News Analysis: Supreme Court Ruling Could Have Impact on High Profile Cases
In August 2005, Thomas Devlin, a fifteen year old school boy, was stabbed to death near his house when he was at a local shop to buying sweets. There were two killers involved. However, the act of stabbing was physically done by one criminal while the other one helped in executing the crime.
Ms. Holloway, the mother of the murdered child, conducted a high-profile campaign to get both of the killers equally punished under the doctrine of ‘Joint Enterprise,’ and she was successful in her endeavors. According to the Criminal Law, criminals are categorized as offenders liable for their own actions but after the application of the Doctrine of the Joint Enterprise, everyone who had a role to play in the execution of crime is held responsible as a guilty offender. According to the judge, “conviction demonstrates that those who engage in violence willingly must take full responsibility, not just for what they do themselves, but for the actions of others that they go about with and with whom they act in concert.”
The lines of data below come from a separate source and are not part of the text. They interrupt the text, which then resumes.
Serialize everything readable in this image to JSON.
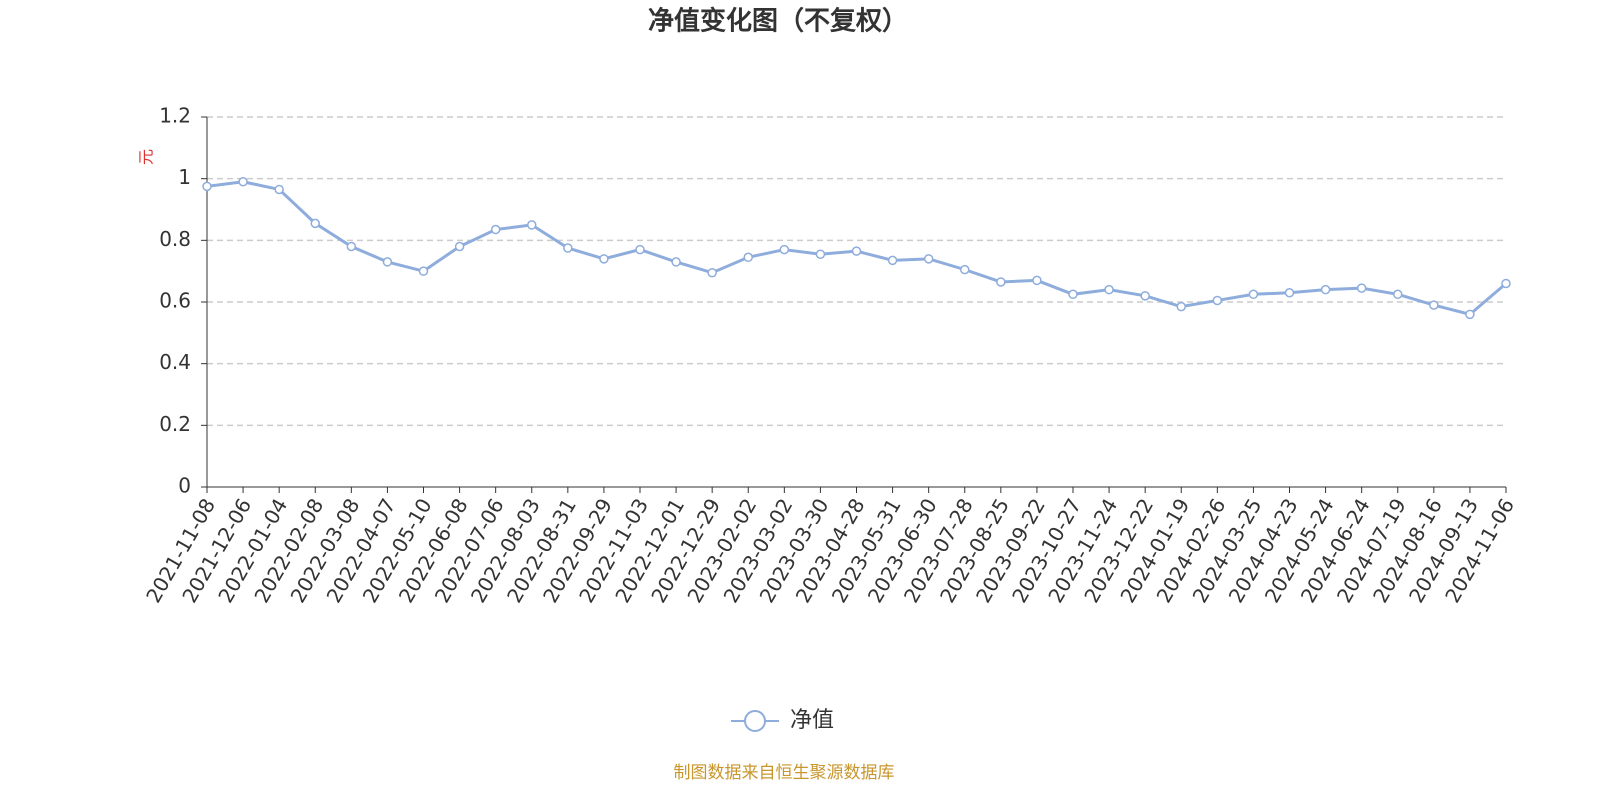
{
  "chart_data": {
    "type": "line",
    "title": "净值变化图（不复权）",
    "y_label": "元",
    "categories": [
      "2021-11-08",
      "2021-12-06",
      "2022-01-04",
      "2022-02-08",
      "2022-03-08",
      "2022-04-07",
      "2022-05-10",
      "2022-06-08",
      "2022-07-06",
      "2022-08-03",
      "2022-08-31",
      "2022-09-29",
      "2022-11-03",
      "2022-12-01",
      "2022-12-29",
      "2023-02-02",
      "2023-03-02",
      "2023-03-30",
      "2023-04-28",
      "2023-05-31",
      "2023-06-30",
      "2023-07-28",
      "2023-08-25",
      "2023-09-22",
      "2023-10-27",
      "2023-11-24",
      "2023-12-22",
      "2024-01-19",
      "2024-02-26",
      "2024-03-25",
      "2024-04-23",
      "2024-05-24",
      "2024-06-24",
      "2024-07-19",
      "2024-08-16",
      "2024-09-13",
      "2024-11-06"
    ],
    "series": [
      {
        "name": "净值",
        "color": "#8eacdc",
        "values": [
          0.975,
          0.99,
          0.965,
          0.855,
          0.78,
          0.73,
          0.7,
          0.78,
          0.835,
          0.85,
          0.775,
          0.74,
          0.77,
          0.73,
          0.695,
          0.745,
          0.77,
          0.755,
          0.765,
          0.735,
          0.74,
          0.705,
          0.665,
          0.67,
          0.625,
          0.64,
          0.62,
          0.585,
          0.605,
          0.625,
          0.63,
          0.64,
          0.645,
          0.625,
          0.59,
          0.56,
          0.66
        ]
      }
    ],
    "ylim": [
      0,
      1.2
    ],
    "yticks": [
      0,
      0.2,
      0.4,
      0.6,
      0.8,
      1,
      1.2
    ],
    "grid": true,
    "source": "制图数据来自恒生聚源数据库"
  }
}
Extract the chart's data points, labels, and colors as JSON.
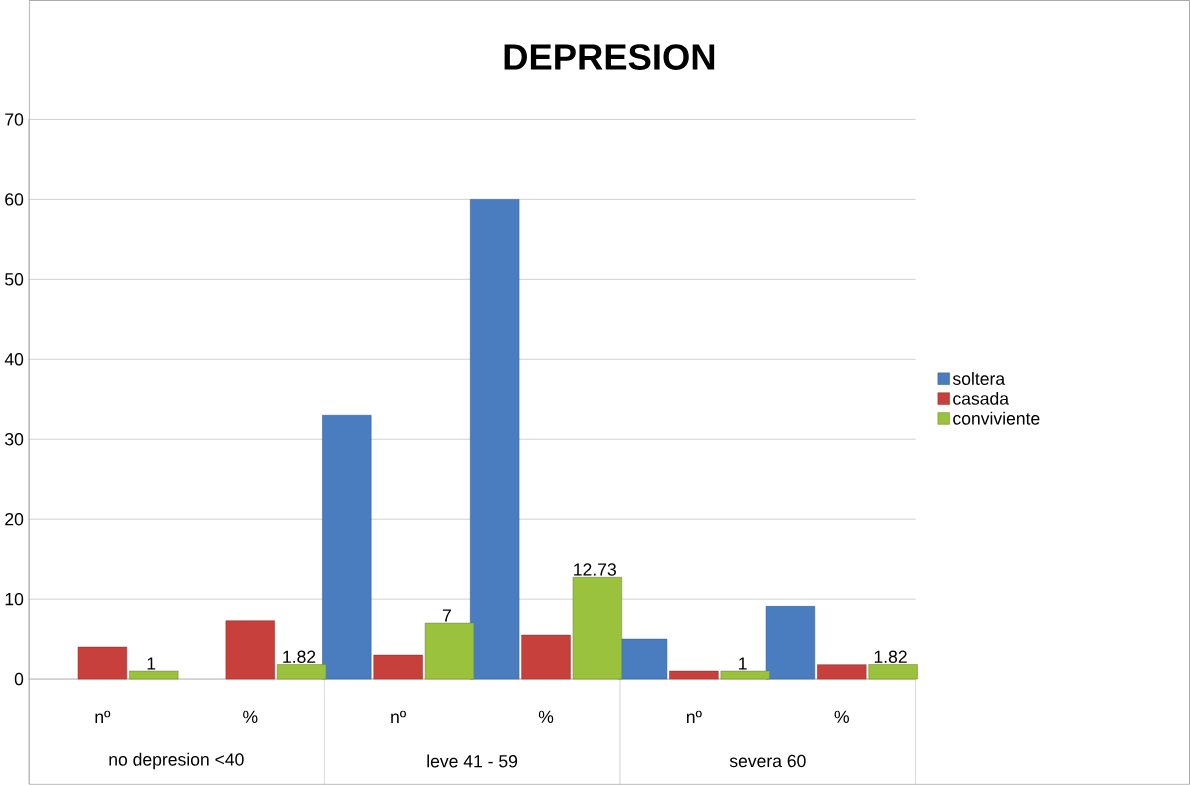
{
  "chart_data": {
    "type": "bar",
    "title": "DEPRESION",
    "categories": [
      "nº",
      "%",
      "nº",
      "%",
      "nº",
      "%"
    ],
    "annotations": [
      "no depresion <40",
      "leve 41 - 59",
      "severa 60"
    ],
    "series": [
      {
        "name": "soltera",
        "color": "#4a7dc0",
        "values": [
          null,
          null,
          33,
          60,
          5,
          9.1
        ]
      },
      {
        "name": "casada",
        "color": "#c8403c",
        "values": [
          4,
          7.3,
          3,
          5.5,
          1,
          1.8
        ]
      },
      {
        "name": "conviviente",
        "color": "#9bc23c",
        "values": [
          1,
          1.82,
          7,
          12.73,
          1,
          1.82
        ],
        "value_labels": [
          "1",
          "1.82",
          "7",
          "12.73",
          "1",
          "1.82"
        ]
      }
    ],
    "ylim": [
      0,
      70
    ],
    "yticks": [
      0,
      10,
      20,
      30,
      40,
      50,
      60,
      70
    ],
    "grid": "y",
    "legend": "right"
  }
}
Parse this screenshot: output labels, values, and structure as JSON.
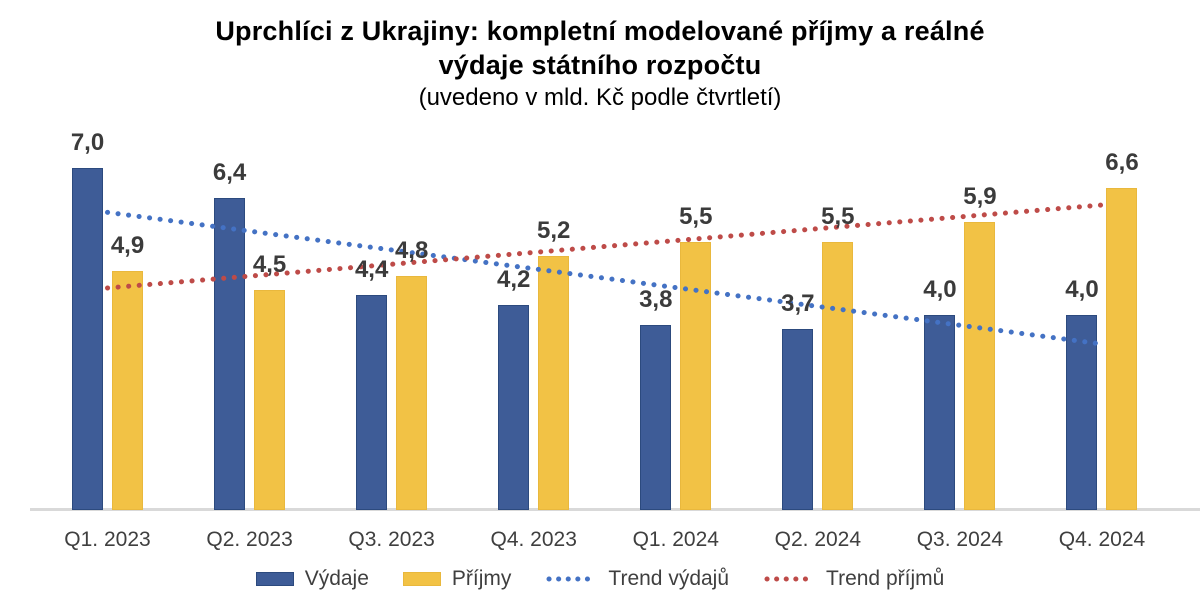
{
  "title": {
    "line1": "Uprchlíci z Ukrajiny: kompletní modelované příjmy a reálné",
    "line2": "výdaje státního rozpočtu",
    "subtitle": "(uvedeno v mld. Kč podle čtvrtletí)"
  },
  "chart_data": {
    "type": "bar",
    "title": "Uprchlíci z Ukrajiny: kompletní modelované příjmy a reálné výdaje státního rozpočtu",
    "subtitle": "(uvedeno v mld. Kč podle čtvrtletí)",
    "unit": "mld. Kč",
    "categories": [
      "Q1. 2023",
      "Q2. 2023",
      "Q3. 2023",
      "Q4. 2023",
      "Q1. 2024",
      "Q2. 2024",
      "Q3. 2024",
      "Q4. 2024"
    ],
    "series": [
      {
        "name": "Výdaje",
        "color": "#3e5c97",
        "border_color": "#2c4a7e",
        "values": [
          7.0,
          6.4,
          4.4,
          4.2,
          3.8,
          3.7,
          4.0,
          4.0
        ]
      },
      {
        "name": "Příjmy",
        "color": "#f2c245",
        "border_color": "#e9b83d",
        "values": [
          4.9,
          4.5,
          4.8,
          5.2,
          5.5,
          5.5,
          5.9,
          6.6
        ]
      }
    ],
    "trendlines": [
      {
        "name": "Trend výdajů",
        "color": "#4472c4",
        "start_value": 6.1,
        "end_value": 3.4
      },
      {
        "name": "Trend příjmů",
        "color": "#be4b48",
        "start_value": 4.55,
        "end_value": 6.25
      }
    ],
    "ylim": [
      0,
      8
    ],
    "grid": false,
    "legend_position": "bottom",
    "decimal_separator": ",",
    "axis_line_color": "#d9d9d9"
  },
  "legend": {
    "items": [
      {
        "label": "Výdaje",
        "type": "box",
        "color": "#3e5c97",
        "border_color": "#2c4a7e"
      },
      {
        "label": "Příjmy",
        "type": "box",
        "color": "#f2c245",
        "border_color": "#e9b83d"
      },
      {
        "label": "Trend výdajů",
        "type": "dotted-line",
        "color": "#4472c4"
      },
      {
        "label": "Trend příjmů",
        "type": "dotted-line",
        "color": "#be4b48"
      }
    ]
  }
}
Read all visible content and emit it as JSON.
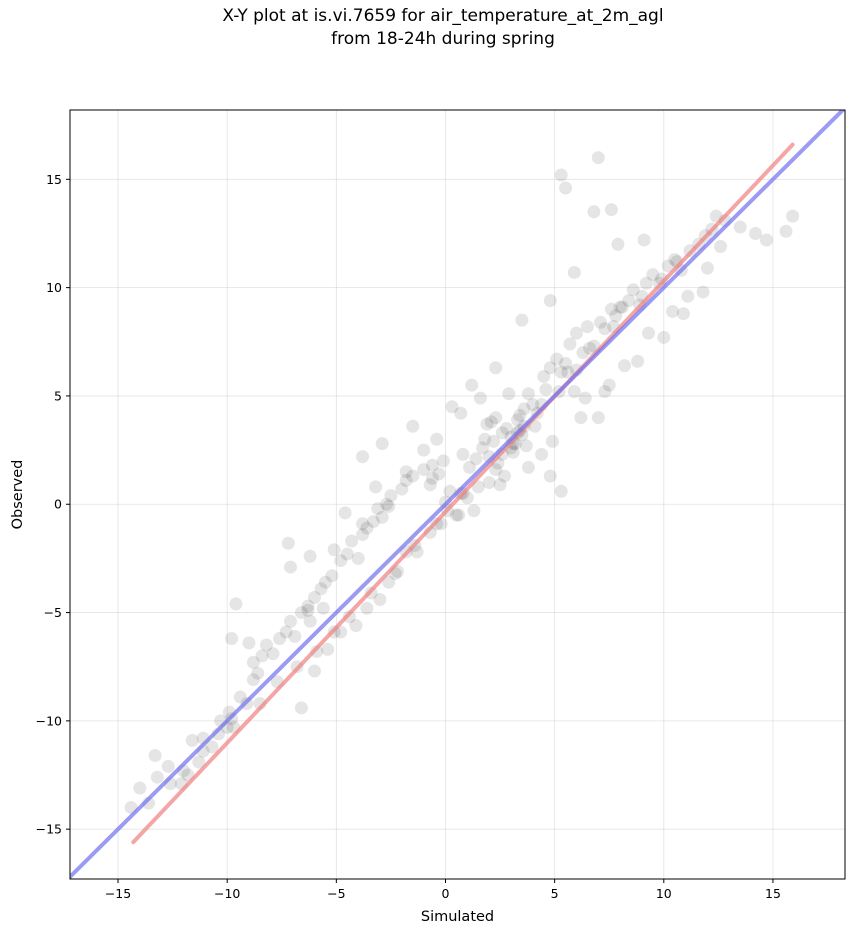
{
  "chart_data": {
    "type": "scatter",
    "title_lines": [
      "X-Y plot at is.vi.7659 for air_temperature_at_2m_agl",
      "from 18-24h during spring"
    ],
    "xlabel": "Simulated",
    "ylabel": "Observed",
    "xlim": [
      -17.2,
      18.3
    ],
    "ylim": [
      -17.3,
      18.2
    ],
    "xticks": [
      -15,
      -10,
      -5,
      0,
      5,
      10,
      15
    ],
    "yticks": [
      -15,
      -10,
      -5,
      0,
      5,
      10,
      15
    ],
    "xtick_labels": [
      "−15",
      "−10",
      "−5",
      "0",
      "5",
      "10",
      "15"
    ],
    "ytick_labels": [
      "−15",
      "−10",
      "−5",
      "0",
      "5",
      "10",
      "15"
    ],
    "grid": true,
    "colors": {
      "points": "#000000",
      "fit_line": "#f08080",
      "identity_line": "#7070ee"
    },
    "lines": [
      {
        "role": "fit",
        "x": [
          -14.3,
          15.9
        ],
        "y": [
          -15.6,
          16.6
        ]
      },
      {
        "role": "identity",
        "x": [
          -17.2,
          18.3
        ],
        "y": [
          -17.2,
          18.3
        ]
      }
    ],
    "points": {
      "x": [
        -14.4,
        -14.0,
        -13.6,
        -13.3,
        -13.2,
        -12.7,
        -12.1,
        -11.8,
        -11.6,
        -11.3,
        -11.1,
        -10.7,
        -10.3,
        -10.0,
        -9.9,
        -9.8,
        -9.4,
        -9.1,
        -8.8,
        -8.8,
        -8.6,
        -8.4,
        -8.2,
        -7.9,
        -7.6,
        -7.3,
        -7.1,
        -6.9,
        -6.6,
        -6.3,
        -6.3,
        -6.2,
        -6.0,
        -5.7,
        -5.5,
        -5.2,
        -4.8,
        -4.5,
        -4.3,
        -4.0,
        -3.8,
        -3.6,
        -3.3,
        -3.1,
        -2.9,
        -2.7,
        -2.5,
        -2.0,
        -1.8,
        -1.5,
        -1.0,
        -0.7,
        -0.6,
        -0.3,
        -0.1,
        0.0,
        0.1,
        0.2,
        0.7,
        0.8,
        1.1,
        1.4,
        1.7,
        1.8,
        2.0,
        2.1,
        2.2,
        2.4,
        2.8,
        3.0,
        3.0,
        3.1,
        3.2,
        3.3,
        3.4,
        3.5,
        3.6,
        3.7,
        3.8,
        4.0,
        4.2,
        4.5,
        4.6,
        4.8,
        5.1,
        5.2,
        5.3,
        5.5,
        5.7,
        6.0,
        6.0,
        6.3,
        6.5,
        6.8,
        7.1,
        7.3,
        7.6,
        7.8,
        8.0,
        8.4,
        8.6,
        9.0,
        9.2,
        9.5,
        9.9,
        10.2,
        10.5,
        10.8,
        11.2,
        11.6,
        11.9,
        12.2,
        12.6,
        12.8,
        13.5,
        14.2,
        14.7,
        15.6,
        15.9,
        -9.6,
        -9.0,
        -7.2,
        -6.2,
        -5.1,
        -4.6,
        -3.8,
        -3.2,
        -2.6,
        -1.8,
        -1.0,
        -0.4,
        0.3,
        1.2,
        1.6,
        1.9,
        2.3,
        2.6,
        2.7,
        2.9,
        3.4,
        4.1,
        4.4,
        4.8,
        5.3,
        5.9,
        6.4,
        7.0,
        7.5,
        8.2,
        9.3,
        10.4,
        11.1,
        12.0,
        5.3,
        5.5,
        6.8,
        7.0,
        7.6,
        7.9,
        9.1,
        8.1,
        1.5,
        0.8,
        0.6,
        -0.7,
        -1.8,
        -2.6,
        -3.6,
        -4.8,
        -5.4,
        -6.0,
        -4.1,
        -3.0,
        -2.2,
        -1.3,
        -0.4,
        1.3,
        2.5,
        3.8,
        4.9,
        6.2,
        7.3,
        8.8,
        10.0,
        10.9,
        11.8,
        -12.6,
        -12.0,
        -11.1,
        -10.4,
        -9.7,
        -8.5,
        -7.7,
        -6.8,
        -5.9,
        -5.1,
        -4.4,
        -3.4,
        -2.3,
        -1.4,
        -0.2,
        0.5,
        1.0,
        2.0,
        2.3,
        2.6,
        3.1,
        3.3,
        3.6,
        4.4,
        5.6,
        6.6,
        7.7,
        8.9,
        9.8,
        10.6,
        12.4,
        -2.9,
        -3.8,
        -1.5,
        0.7,
        2.3,
        3.5,
        4.8,
        5.9,
        -0.6,
        -5.6,
        -7.1,
        -9.8,
        -6.6
      ],
      "y": [
        -14.0,
        -13.1,
        -13.8,
        -11.6,
        -12.6,
        -12.1,
        -12.9,
        -12.5,
        -10.9,
        -11.9,
        -10.8,
        -11.2,
        -10.0,
        -10.3,
        -9.6,
        -9.9,
        -8.9,
        -9.2,
        -7.3,
        -8.1,
        -7.8,
        -7.0,
        -6.5,
        -6.9,
        -6.2,
        -5.9,
        -5.4,
        -6.1,
        -5.0,
        -4.9,
        -4.7,
        -5.4,
        -4.3,
        -3.9,
        -3.6,
        -3.3,
        -2.6,
        -2.3,
        -1.7,
        -2.5,
        -1.4,
        -1.1,
        -0.8,
        -0.2,
        -0.6,
        0.0,
        0.4,
        0.7,
        1.1,
        1.3,
        1.6,
        0.9,
        1.8,
        1.4,
        2.0,
        0.1,
        -0.3,
        0.6,
        0.5,
        2.3,
        1.7,
        2.1,
        2.6,
        3.0,
        2.2,
        3.8,
        2.9,
        1.9,
        3.5,
        2.6,
        3.1,
        2.4,
        2.8,
        3.9,
        4.1,
        3.2,
        4.4,
        2.7,
        5.1,
        4.6,
        4.2,
        5.9,
        5.3,
        6.3,
        6.7,
        5.2,
        6.1,
        6.5,
        7.4,
        6.2,
        7.9,
        7.0,
        8.2,
        7.3,
        8.4,
        8.1,
        9.0,
        8.7,
        9.1,
        9.4,
        9.9,
        9.6,
        10.2,
        10.6,
        10.4,
        11.0,
        11.3,
        10.8,
        11.7,
        12.0,
        12.4,
        12.7,
        11.9,
        13.1,
        12.8,
        12.5,
        12.2,
        12.6,
        13.3,
        -4.6,
        -6.4,
        -1.8,
        -2.4,
        -2.1,
        -0.4,
        -0.9,
        0.8,
        -0.1,
        1.5,
        2.5,
        3.0,
        4.5,
        5.5,
        4.9,
        3.7,
        4.0,
        3.3,
        1.3,
        5.1,
        3.4,
        3.6,
        2.3,
        1.3,
        0.6,
        5.2,
        4.9,
        4.0,
        5.5,
        6.4,
        7.9,
        8.9,
        9.6,
        10.9,
        15.2,
        14.6,
        13.5,
        16.0,
        13.6,
        12.0,
        12.2,
        9.1,
        0.8,
        0.5,
        -0.5,
        -1.3,
        -2.2,
        -3.6,
        -4.8,
        -5.9,
        -6.7,
        -7.7,
        -5.6,
        -4.4,
        -3.1,
        -2.2,
        -0.9,
        -0.3,
        0.9,
        1.7,
        2.9,
        4.0,
        5.2,
        6.6,
        7.7,
        8.8,
        9.8,
        -12.9,
        -12.3,
        -11.4,
        -10.6,
        -10.3,
        -9.2,
        -8.2,
        -7.5,
        -6.8,
        -5.9,
        -5.2,
        -4.1,
        -3.2,
        -1.9,
        -0.9,
        -0.5,
        0.3,
        1.0,
        1.6,
        2.3,
        2.8,
        3.3,
        3.6,
        4.6,
        6.1,
        7.2,
        8.2,
        9.2,
        10.2,
        11.2,
        13.3,
        2.8,
        2.2,
        3.6,
        4.2,
        6.3,
        8.5,
        9.4,
        10.7,
        1.2,
        -4.8,
        -2.9,
        -6.2,
        -9.4
      ]
    }
  }
}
However, this case had serious ramifications on many other crimes and cases of similar nature. Many victims pleaded the court to use the law of ‘Joint Enterprise’ to punish all the members involved in crime whether their involvement was at a small or large scale.
As a matter of fact, Public Prosecution Service in Northern Ireland has been extremely cautious in the application of ‘Joint Enterprise’ because more often than not, crimes of severe nature involve extremely severe punishment.
Recently, due to ongoing debate for multiple years the Supreme Court came up with the conclusion that application of the ‘Joint Enterprise’ is differs from case to case depending on the nature of the crime. This statement made by the Supreme Court has opened up to as much as six hundred cases where the punished criminals are hoping to have a way around the law of ‘Joint Enterprise.’
Although, judge Lord Neuberger added that, ” The ruling did not automatically mean that all previous joint enterprise convictions were unsafe.”